Results over 8 hours. (After optimizing the above)

1 # Query_time: 10
1 # Query_time: 14
1 # Query_time: 19
1 # Query_time: 305
1 # Query_time: 34
1 # Query_time: 39
1 # Query_time: 48
1 # Query_time: 59
1 # Query_time: 70
1 # Query_time: 92
2 # Query_time: 18
3 # Query_time: 13
3 # Query_time: 9
4 # Query_time: 6
8 # Query_time: 12
10 # Query_time: 5
10 # Query_time: 7
50 # Query_time: 4
123 # Query_time: 3
868 # Query_time: 1
1023 # Query_time: 2
18442 # Query_time: 0

(Fig 1)

Locks are spectacularly important too. (possibly more so, since they tell you where other queries are being blocked). I’ll leave that to another post though.

Sooooo, continuing where I left off, which now has become to figure out why I’m generating 5 billion requests per day from only 200K paying pageviews… I turn on full query logging. Just for a few minutes, as surely it will fill the disk with logs.
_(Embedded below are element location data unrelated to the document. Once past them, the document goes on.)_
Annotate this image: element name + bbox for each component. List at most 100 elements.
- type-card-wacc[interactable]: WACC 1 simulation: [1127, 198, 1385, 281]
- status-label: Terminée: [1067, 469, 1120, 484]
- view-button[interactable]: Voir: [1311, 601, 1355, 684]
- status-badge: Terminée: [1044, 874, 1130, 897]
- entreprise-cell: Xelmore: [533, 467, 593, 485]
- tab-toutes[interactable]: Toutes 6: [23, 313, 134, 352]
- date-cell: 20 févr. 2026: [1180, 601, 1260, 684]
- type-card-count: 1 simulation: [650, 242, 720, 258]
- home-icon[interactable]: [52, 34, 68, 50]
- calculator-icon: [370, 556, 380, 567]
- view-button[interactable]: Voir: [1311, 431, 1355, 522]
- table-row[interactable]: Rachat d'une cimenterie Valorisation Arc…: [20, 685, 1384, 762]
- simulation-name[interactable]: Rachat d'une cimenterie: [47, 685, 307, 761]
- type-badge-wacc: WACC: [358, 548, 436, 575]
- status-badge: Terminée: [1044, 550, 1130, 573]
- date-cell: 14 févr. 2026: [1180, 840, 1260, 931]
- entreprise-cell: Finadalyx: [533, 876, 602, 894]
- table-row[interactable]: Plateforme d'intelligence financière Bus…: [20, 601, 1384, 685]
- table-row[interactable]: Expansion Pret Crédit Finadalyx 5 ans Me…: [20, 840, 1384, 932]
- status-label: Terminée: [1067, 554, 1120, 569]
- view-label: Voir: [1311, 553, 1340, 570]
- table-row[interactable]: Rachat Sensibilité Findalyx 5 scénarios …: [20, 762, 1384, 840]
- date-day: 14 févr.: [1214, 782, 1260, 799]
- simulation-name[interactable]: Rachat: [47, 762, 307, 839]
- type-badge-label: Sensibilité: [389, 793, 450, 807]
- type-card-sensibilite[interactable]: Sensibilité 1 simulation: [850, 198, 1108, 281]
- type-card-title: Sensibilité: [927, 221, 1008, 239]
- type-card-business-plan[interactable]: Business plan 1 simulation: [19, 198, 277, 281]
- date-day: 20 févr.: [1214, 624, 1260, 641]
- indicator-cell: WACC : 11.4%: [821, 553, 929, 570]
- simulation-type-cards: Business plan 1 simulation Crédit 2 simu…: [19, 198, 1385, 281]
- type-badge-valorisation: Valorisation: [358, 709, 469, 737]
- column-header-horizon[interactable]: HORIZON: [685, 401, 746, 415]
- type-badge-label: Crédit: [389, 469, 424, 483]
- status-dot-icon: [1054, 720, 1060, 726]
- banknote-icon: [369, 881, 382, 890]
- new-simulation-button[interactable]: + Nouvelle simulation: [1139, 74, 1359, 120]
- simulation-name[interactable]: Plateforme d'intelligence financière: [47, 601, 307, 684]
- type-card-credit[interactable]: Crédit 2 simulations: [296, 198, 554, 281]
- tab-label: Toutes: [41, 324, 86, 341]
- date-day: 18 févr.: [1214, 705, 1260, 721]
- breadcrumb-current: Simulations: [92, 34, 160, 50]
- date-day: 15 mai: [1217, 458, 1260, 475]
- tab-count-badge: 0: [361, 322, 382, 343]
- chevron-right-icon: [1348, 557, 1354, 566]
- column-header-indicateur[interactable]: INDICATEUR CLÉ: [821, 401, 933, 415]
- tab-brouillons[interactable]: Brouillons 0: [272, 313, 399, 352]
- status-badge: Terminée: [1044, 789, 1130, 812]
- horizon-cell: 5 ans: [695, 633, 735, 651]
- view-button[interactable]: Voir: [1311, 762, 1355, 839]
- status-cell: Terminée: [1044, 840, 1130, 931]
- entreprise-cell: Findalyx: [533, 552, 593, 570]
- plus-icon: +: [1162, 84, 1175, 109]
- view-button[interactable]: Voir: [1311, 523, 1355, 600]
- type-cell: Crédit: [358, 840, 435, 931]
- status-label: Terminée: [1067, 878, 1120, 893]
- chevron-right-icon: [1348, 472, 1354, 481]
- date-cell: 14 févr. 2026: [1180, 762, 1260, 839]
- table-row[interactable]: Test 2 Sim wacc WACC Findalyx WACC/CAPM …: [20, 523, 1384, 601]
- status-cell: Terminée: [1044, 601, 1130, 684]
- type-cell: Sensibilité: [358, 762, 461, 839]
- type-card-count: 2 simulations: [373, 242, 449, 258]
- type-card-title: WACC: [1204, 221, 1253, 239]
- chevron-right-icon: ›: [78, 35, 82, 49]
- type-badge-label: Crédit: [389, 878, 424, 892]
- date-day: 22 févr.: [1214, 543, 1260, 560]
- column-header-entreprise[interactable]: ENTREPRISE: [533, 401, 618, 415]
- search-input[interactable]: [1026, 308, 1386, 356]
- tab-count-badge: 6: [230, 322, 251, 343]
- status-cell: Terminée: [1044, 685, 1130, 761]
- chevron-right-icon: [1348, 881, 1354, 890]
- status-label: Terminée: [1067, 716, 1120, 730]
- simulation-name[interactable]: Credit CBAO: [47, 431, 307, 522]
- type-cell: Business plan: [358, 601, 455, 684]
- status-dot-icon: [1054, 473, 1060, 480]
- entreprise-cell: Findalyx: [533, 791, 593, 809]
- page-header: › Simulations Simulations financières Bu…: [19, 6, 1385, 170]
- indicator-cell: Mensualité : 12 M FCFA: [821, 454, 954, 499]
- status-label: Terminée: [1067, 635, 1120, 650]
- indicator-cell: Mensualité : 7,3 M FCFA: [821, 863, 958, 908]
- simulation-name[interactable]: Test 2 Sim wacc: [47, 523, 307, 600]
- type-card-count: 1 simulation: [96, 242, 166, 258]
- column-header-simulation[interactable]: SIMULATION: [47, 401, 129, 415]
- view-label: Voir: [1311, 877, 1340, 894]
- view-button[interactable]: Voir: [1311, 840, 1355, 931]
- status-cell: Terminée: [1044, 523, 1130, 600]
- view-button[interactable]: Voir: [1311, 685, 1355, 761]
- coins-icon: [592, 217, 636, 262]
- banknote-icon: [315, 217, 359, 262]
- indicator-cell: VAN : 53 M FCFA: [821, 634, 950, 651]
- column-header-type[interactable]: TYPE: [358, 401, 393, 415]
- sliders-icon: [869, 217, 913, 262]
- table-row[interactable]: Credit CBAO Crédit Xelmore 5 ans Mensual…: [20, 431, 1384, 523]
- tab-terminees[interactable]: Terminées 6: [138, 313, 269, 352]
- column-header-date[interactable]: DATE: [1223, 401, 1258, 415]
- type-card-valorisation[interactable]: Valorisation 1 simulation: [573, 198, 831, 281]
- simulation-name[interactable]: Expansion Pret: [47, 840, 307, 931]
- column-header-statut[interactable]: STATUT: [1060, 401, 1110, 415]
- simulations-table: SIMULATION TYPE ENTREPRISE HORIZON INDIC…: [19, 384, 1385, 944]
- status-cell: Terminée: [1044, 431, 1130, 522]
In 10 minutes, it’s generated 40MB.

# my.cnf/[mysqld] section
log            = /tmp/mysqld-query.log

To group and count the types of queries:

% cat /tmp/mysqld-query.log | grep select | sed 's/.*Query//' | sed 's/[0-9]+//g' | sed 's/"[^"]*"/""/g' | sed "s/'[^']*'/''/g" |sort | uniq -c | sort | egrep -v " [1-9][0-9]? "
...
  17192        select count(*) from SurveyComments where XXX= and YYY= and ZZZ=
  28885        select * from Responses where XXX='' and YYY=
  31135        select count(*) from Responses where XXX='' and YYY=
  68228        select count(*) as ugrad from SurveyData where XXX =

After some scrounging, I find that the originator of the 68,000 requests is a long-forgotten-about page that (due to poor programming) is generating factorial combinations of the URL string so that crawlers are stuck on it, and for every university, it runs 5 additional queries instead of a join. Seriously, it was written back in 2000 and long stopped being “live” for general users on the site, but crawlers still had the URL. A few fixes and joins queries later, it is no longer producing a plethora of queries. Unfortunately, I still have to figure out what to do about the Responses queries, since they are in use.